The turning point in the novel occurs when Tom and his friend Huck Finn, while looking for spirits in the graveyard, accidentally witness town recluse Injun Joe murder Dr. Robinson and frame Muff Potter. Dr. Robinson’s murder represents the end of the purely innocent portion of the novel. Up until that moment, Tom’s adventures were youthful and harmless but now the ignoble adult world has infringed upon childhood. 

Tom and Huck swear a blood oath to never speak of the incident out of fear that Injun Joe will seek vengeance upon them. However, Potter’s framing weighs heavily on Tom’s conscience and he ultimately testifies at Potter’s trial and describes what he saw at the graveyard. The court scene is a crucial step in Tom’s coming-of-age story because it shows his growing maturity and his sense of right and wrong.    

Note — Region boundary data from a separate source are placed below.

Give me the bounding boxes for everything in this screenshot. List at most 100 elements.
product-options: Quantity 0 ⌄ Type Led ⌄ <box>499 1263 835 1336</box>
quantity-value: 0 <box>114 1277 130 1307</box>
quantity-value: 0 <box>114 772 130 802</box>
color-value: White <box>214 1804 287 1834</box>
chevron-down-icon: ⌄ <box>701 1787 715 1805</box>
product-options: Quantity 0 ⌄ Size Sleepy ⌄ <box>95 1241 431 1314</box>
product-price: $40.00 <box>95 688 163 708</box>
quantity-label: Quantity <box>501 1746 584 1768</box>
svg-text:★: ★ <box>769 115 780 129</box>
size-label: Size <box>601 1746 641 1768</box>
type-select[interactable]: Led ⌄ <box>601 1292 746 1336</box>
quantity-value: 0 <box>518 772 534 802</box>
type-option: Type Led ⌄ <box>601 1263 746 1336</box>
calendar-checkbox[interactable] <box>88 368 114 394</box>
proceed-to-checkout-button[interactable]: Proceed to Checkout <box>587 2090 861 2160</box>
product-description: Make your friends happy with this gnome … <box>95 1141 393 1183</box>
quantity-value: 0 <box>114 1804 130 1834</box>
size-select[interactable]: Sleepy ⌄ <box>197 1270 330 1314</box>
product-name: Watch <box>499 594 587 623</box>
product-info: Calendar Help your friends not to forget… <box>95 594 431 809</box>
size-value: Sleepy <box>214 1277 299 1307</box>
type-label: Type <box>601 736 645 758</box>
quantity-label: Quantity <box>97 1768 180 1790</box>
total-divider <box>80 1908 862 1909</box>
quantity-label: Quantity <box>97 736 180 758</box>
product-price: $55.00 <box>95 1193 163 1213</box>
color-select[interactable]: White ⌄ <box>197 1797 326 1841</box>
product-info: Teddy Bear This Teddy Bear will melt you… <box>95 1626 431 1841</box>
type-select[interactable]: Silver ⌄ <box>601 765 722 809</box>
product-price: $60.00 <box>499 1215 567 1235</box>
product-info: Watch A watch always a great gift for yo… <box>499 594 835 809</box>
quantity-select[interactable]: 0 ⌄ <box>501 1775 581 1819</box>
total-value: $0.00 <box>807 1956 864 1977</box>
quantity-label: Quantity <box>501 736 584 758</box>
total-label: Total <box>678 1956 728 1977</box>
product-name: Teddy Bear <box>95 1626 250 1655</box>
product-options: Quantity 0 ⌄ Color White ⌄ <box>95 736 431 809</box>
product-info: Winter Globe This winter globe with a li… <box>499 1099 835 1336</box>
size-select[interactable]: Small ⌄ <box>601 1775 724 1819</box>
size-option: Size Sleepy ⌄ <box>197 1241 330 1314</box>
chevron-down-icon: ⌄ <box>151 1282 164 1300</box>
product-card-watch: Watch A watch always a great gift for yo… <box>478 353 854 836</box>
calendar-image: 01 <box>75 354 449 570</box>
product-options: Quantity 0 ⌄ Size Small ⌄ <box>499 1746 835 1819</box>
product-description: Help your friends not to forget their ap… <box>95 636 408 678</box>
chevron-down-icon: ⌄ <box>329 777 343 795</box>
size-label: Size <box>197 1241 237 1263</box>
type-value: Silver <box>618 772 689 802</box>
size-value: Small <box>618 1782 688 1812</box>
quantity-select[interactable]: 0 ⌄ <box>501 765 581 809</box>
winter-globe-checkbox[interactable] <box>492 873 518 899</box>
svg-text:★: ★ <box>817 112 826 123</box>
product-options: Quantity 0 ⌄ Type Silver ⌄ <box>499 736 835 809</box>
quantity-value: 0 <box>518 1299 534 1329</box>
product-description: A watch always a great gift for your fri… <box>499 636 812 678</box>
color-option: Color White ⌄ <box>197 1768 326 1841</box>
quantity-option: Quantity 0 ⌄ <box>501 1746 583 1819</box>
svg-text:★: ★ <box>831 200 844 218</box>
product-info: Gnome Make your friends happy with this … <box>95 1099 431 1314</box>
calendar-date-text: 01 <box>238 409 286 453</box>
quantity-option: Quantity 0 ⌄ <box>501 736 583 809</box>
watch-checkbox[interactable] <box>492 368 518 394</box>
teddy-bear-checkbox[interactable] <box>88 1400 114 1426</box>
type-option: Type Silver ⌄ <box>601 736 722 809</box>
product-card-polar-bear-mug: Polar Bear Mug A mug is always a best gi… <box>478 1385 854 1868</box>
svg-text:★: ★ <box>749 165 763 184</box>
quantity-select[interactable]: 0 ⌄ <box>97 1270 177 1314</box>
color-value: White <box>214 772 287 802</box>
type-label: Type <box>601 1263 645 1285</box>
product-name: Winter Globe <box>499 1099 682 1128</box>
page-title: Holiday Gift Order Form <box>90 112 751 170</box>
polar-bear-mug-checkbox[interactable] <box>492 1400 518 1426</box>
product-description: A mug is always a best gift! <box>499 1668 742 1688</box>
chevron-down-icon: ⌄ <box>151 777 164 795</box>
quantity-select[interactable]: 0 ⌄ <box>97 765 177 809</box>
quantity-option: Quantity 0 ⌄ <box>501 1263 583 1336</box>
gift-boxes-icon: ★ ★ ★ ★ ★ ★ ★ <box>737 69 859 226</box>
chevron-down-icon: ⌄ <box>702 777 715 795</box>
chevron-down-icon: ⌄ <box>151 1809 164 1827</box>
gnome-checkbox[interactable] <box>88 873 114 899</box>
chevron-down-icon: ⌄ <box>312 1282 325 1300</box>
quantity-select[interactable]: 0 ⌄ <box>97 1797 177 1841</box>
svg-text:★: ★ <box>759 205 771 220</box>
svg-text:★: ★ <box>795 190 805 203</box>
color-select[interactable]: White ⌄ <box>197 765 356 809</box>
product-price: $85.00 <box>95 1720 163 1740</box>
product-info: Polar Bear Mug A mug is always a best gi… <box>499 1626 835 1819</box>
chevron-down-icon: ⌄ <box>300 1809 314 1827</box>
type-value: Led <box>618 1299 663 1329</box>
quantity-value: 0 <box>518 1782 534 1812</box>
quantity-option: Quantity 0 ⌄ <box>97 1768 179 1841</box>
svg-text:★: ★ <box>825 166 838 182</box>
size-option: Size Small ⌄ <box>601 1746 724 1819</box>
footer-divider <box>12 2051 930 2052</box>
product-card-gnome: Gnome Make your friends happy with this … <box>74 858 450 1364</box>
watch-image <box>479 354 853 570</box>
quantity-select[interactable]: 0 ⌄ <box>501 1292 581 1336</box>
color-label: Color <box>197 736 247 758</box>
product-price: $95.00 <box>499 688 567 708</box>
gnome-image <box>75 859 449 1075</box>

If The Adventures of Tom Sawyer was a traditional bildungsroman, the story would have ended after Tom testifies. However, the novel is as much an adventure story as it is a bildungsroman so, instead of ending, Injun Joe escapes, the rising action portion of the novel continues, and the stakes get raised. The motifs of criminals and buried treasure in Tom’s games return to the novel, only now they revolve around the very real Injun Joe and his equally real gold instead of make-believe. Tom and Huck discover Injun Joe's plan to hide his treasure, Tom develops an effective system that the pair can use to spy on Injun Joe, and he even wins Becky’s approval: all examples that showcase his development and guide the reader to the text’s impending climax. 
In the climax of the novel, Huck overhears Injun Joe’s plan to kill the Widow Douglas and saves her before Injun Joe gets the chance, and Tom and Becky are stranded in a cave. Tom is able to prove himself one more time when he successfully uses his clever and resourceful nature to keep himself and Becky alive. He also manages to escape Injun Joe, who is hiding in the cave. 

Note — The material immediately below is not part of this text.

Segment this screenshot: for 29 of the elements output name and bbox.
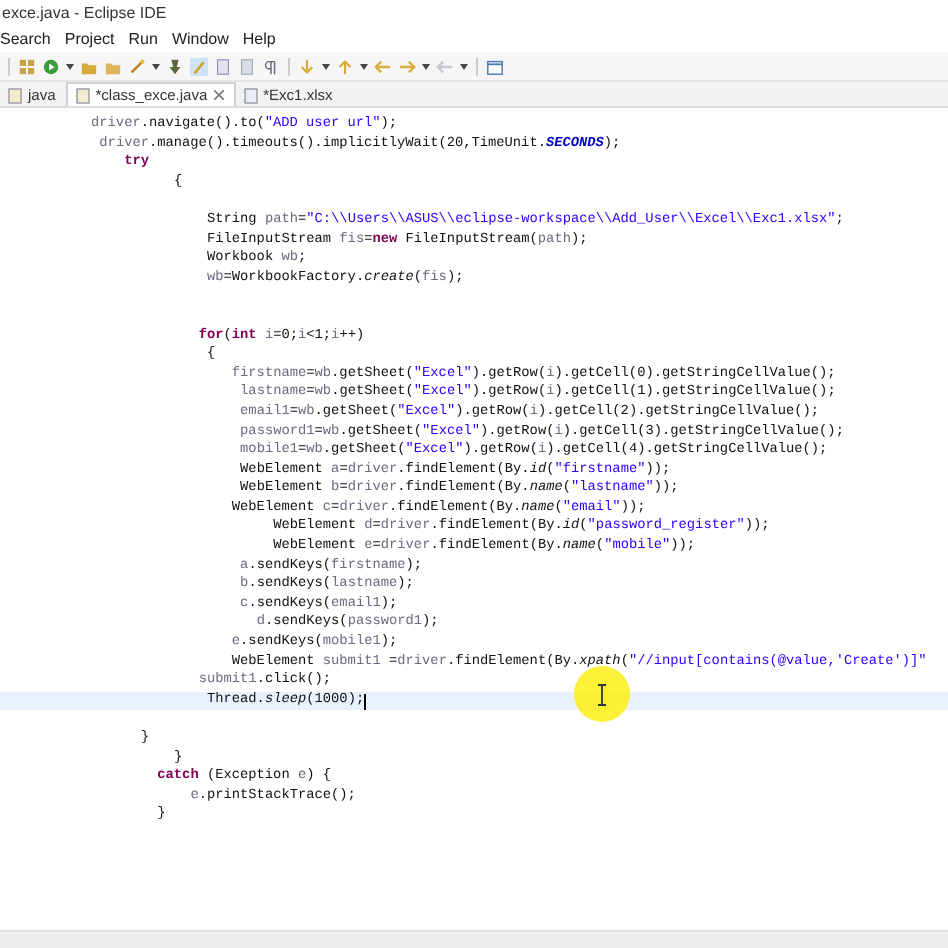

Since The Adventures of Tom Sawyer is a coming-of-age story, the falling action portion of the novel displays Tom’s newfound maturity. Tom’s emergence from the cave symbolizes his entrance into society. He entered the cave as a boy but returned as a young man. Tom finds the treasure after Injun Joe dies of starvation in the cave. The adults in St. Petersburg reward Tom and Huck for their heroism and give them an allowance of one dollar a day from Injun Joe’s treasure. This showcases Tom and Huck’s status as young men because they can now participate in the economy like adults. Tom displays his learned maturity one final time when he convinces Huck to let Window Douglas adopt him so that he can become civilized and educated.  

However, Twain does not end Tom’s story with his shining moment of maturity. Instead, the novel concludes with Tom and Huck planning an initiation for a new game that they intend to ceremoniously enact at midnight. In doing so, Twain celebrates the importance of childhood which is one of the text’s central themes. Tom’s real-life adventures may have transformed him, but it was his make-believe games of pirates and robbers and Merry Men that prepared him for his hero’s journey and served as rehearsals for his real-life experiences.

Twain solidifies his celebration of childhood in the novel’s final two paragraphs, where he writes that it is time to end the text because the novel is first and foremost a story of a boy and if he continued the tale any longer it would become a story of a man. Despite being a coming-of-age novel, Twain deliberately leaves his readers with a final glimpse of Tom Sawyer in all the glories of childhood. By concluding The Adventures of Tom Sawyer in such a way, Twain reminds us all that childhood is a fundamentally important aspect of life and not just a stepping stone on the road to adulthood.